Saturday, 6 June 2009

The Rise of Islam and the Bengal Frontier

This was a one day course which I attended at Ebrahim College.

Most if not all of the content was covered from the text "The Rise of Islam and the Bengal Frontier, 1204–1760'' by Prof. Richard Eaton.
This can be found free online on the following link.

For a Muslim, Bengali Britain it was really fascinating to understand what my parents culture and to a large extent my own had been shaped by. It is worth knowing where one has come from to better understand where one is to go with what one has.

Point to note (there were many):
  1. The Bengali scripts did not change from Bengali to Imperial (Persian/Arabic/Turkish). As Islam was internalised into the Bengali universe.
  2. Abyssinians were brought to India as slaves, recruited for the Indian Military. They later took over the Sultanate, which made it very unstable in the 7 years from 1486-1493.
  3. The original aims of the Moguls may have been political when they took over East Bengal but the effect had been cultural via the Mosque building, and therefore was taken that religion was deemed to be a major factor for the Moguls to acquiring stability.
  4. Undated Mosques: Bamboo and Thatching material used by the Moguls to build the Mosques.

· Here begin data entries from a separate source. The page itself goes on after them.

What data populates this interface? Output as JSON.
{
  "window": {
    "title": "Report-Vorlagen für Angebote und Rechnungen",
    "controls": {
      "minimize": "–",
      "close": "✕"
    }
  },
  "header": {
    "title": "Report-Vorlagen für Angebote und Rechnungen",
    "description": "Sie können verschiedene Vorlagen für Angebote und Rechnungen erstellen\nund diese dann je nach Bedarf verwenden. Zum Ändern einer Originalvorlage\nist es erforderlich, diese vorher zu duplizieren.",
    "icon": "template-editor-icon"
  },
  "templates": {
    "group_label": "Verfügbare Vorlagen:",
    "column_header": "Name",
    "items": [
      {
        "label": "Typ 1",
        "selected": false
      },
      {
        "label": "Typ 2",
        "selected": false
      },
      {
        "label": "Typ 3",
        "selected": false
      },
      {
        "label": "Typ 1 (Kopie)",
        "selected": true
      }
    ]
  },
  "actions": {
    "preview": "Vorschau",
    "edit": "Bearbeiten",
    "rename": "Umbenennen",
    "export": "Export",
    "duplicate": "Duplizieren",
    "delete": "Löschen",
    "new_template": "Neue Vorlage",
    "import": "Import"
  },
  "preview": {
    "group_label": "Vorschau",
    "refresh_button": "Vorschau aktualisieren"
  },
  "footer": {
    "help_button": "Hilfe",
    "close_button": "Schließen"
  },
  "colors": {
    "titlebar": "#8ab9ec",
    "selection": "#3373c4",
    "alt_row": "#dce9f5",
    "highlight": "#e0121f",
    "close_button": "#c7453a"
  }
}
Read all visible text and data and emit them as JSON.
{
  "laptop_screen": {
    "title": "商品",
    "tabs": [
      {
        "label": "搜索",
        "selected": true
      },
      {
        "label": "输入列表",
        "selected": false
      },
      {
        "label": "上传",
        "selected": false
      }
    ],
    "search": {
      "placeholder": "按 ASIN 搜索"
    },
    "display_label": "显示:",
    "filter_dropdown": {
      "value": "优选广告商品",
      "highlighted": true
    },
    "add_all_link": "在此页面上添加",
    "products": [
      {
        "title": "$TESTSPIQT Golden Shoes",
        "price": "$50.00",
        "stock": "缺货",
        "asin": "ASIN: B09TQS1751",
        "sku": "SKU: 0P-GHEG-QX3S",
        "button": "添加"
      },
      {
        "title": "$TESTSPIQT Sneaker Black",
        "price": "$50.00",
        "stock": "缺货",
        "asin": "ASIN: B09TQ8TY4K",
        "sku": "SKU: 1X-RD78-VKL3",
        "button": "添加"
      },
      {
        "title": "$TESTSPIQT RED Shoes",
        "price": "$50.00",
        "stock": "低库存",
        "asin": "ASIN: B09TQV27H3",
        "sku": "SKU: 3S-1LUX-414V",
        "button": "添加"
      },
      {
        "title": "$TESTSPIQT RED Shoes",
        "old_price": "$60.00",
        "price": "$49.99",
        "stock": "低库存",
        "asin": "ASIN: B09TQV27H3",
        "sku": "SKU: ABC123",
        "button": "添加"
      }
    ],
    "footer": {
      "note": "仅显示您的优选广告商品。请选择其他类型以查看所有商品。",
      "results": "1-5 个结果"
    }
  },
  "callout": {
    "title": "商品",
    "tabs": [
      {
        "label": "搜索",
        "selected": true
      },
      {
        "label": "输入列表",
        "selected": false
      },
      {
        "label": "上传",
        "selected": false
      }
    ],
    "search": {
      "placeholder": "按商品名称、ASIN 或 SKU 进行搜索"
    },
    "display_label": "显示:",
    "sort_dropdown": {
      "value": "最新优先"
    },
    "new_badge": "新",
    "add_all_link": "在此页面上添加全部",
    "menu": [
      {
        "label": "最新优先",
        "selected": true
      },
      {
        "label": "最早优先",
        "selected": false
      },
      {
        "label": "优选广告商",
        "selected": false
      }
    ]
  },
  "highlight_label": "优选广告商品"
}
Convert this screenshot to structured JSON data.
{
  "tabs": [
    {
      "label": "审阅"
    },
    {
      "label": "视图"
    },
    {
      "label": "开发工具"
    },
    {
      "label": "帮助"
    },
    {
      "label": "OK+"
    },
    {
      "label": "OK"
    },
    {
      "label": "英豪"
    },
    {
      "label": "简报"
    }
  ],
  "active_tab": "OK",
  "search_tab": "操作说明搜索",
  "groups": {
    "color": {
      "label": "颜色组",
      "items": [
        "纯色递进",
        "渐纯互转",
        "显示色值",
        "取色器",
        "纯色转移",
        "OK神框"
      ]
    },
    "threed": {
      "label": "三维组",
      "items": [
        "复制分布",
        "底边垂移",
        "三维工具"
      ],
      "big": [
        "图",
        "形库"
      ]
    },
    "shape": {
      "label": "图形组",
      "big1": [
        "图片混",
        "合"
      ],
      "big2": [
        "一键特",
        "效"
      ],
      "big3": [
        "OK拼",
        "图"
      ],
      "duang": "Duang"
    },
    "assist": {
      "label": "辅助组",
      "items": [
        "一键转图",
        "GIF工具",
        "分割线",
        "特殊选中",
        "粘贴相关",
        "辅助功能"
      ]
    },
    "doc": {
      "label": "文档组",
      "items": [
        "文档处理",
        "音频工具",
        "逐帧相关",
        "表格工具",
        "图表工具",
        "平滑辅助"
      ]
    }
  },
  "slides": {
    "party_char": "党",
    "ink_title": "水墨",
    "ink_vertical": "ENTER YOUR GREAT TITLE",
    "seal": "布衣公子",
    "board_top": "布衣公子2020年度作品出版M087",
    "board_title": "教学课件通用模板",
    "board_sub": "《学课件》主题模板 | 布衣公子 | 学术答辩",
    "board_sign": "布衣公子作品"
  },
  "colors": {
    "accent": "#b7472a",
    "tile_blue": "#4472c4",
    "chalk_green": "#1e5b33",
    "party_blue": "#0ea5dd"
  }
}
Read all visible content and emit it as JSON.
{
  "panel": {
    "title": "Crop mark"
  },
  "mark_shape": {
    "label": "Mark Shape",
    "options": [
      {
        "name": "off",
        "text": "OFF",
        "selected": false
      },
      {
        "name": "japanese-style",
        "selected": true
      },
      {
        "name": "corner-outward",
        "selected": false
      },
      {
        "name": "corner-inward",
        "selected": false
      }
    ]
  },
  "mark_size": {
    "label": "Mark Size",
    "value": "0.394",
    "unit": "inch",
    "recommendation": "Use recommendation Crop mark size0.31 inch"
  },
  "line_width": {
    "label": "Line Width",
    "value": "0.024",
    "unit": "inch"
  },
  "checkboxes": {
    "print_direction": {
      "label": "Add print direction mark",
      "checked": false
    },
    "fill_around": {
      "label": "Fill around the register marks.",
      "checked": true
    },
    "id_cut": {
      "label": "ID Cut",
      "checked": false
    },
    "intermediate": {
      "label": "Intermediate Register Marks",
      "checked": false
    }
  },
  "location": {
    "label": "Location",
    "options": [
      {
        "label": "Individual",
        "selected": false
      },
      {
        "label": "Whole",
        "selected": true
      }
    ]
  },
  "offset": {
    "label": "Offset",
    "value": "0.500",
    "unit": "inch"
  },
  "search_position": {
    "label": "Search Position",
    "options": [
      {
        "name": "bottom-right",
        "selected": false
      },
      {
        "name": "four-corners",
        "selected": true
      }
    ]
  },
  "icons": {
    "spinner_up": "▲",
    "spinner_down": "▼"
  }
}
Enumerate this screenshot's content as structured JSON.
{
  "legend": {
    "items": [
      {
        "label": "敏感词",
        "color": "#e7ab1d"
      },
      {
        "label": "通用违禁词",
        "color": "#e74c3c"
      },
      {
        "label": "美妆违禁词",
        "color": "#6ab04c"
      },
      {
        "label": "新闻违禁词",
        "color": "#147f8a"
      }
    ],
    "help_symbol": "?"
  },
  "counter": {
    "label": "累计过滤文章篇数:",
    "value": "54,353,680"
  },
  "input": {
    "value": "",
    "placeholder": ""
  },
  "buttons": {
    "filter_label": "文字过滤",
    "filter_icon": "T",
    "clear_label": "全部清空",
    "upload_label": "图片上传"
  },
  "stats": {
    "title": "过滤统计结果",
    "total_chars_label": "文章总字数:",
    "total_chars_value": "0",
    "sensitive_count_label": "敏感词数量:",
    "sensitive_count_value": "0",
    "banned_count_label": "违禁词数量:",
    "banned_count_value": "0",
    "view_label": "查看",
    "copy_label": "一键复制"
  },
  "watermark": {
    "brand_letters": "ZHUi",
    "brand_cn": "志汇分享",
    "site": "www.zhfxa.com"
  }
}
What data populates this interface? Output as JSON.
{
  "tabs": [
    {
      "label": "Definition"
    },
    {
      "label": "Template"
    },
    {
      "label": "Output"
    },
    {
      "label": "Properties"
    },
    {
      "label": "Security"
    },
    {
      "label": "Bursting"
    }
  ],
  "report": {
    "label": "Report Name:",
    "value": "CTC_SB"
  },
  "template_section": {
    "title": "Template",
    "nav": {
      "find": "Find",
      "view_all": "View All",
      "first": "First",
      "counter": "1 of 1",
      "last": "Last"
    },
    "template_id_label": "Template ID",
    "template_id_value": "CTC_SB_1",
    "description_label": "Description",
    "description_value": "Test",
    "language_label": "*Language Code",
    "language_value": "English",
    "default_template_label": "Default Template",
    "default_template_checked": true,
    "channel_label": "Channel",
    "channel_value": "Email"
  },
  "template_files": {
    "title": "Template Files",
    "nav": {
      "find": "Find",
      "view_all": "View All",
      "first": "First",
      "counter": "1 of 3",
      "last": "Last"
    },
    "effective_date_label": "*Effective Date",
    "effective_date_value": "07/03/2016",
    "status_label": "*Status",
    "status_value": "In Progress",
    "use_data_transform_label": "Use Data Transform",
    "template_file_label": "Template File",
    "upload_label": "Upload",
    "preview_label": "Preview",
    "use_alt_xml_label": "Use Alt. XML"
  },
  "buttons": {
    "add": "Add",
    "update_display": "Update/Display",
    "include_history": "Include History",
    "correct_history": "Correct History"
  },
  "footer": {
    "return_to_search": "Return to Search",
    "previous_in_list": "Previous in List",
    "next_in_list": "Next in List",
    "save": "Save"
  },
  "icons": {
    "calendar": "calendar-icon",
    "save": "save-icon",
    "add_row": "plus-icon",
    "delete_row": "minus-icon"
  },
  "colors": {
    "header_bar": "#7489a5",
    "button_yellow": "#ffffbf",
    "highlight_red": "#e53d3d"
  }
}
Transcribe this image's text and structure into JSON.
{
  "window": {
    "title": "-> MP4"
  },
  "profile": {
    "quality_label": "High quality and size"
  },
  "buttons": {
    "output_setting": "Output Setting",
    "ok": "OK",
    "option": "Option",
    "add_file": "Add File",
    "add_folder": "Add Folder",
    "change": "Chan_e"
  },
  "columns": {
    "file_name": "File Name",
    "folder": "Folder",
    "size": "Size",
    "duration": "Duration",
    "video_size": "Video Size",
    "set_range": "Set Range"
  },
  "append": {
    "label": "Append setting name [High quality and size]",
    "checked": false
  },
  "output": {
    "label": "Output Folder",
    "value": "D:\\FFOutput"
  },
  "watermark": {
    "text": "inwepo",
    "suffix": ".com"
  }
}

These did not last and were only built for the "Peers" (Saints) to gain rights to the land.
  5. Contracts to build religious buildings were delegated by the Hindus (who thought themselves to be more superior to the Muslims) to the Muslim workers. This inevitably lead to more Mosques in the region being built.
  6. Best historical information, are based on the land records departments in the district, where there are record rooms full of archives of material from the Mogul Empire and beyond.
  7. The river and how this changed (Ganges and Brahmaputra) played a significant part in the rise of power to the west of Bengal.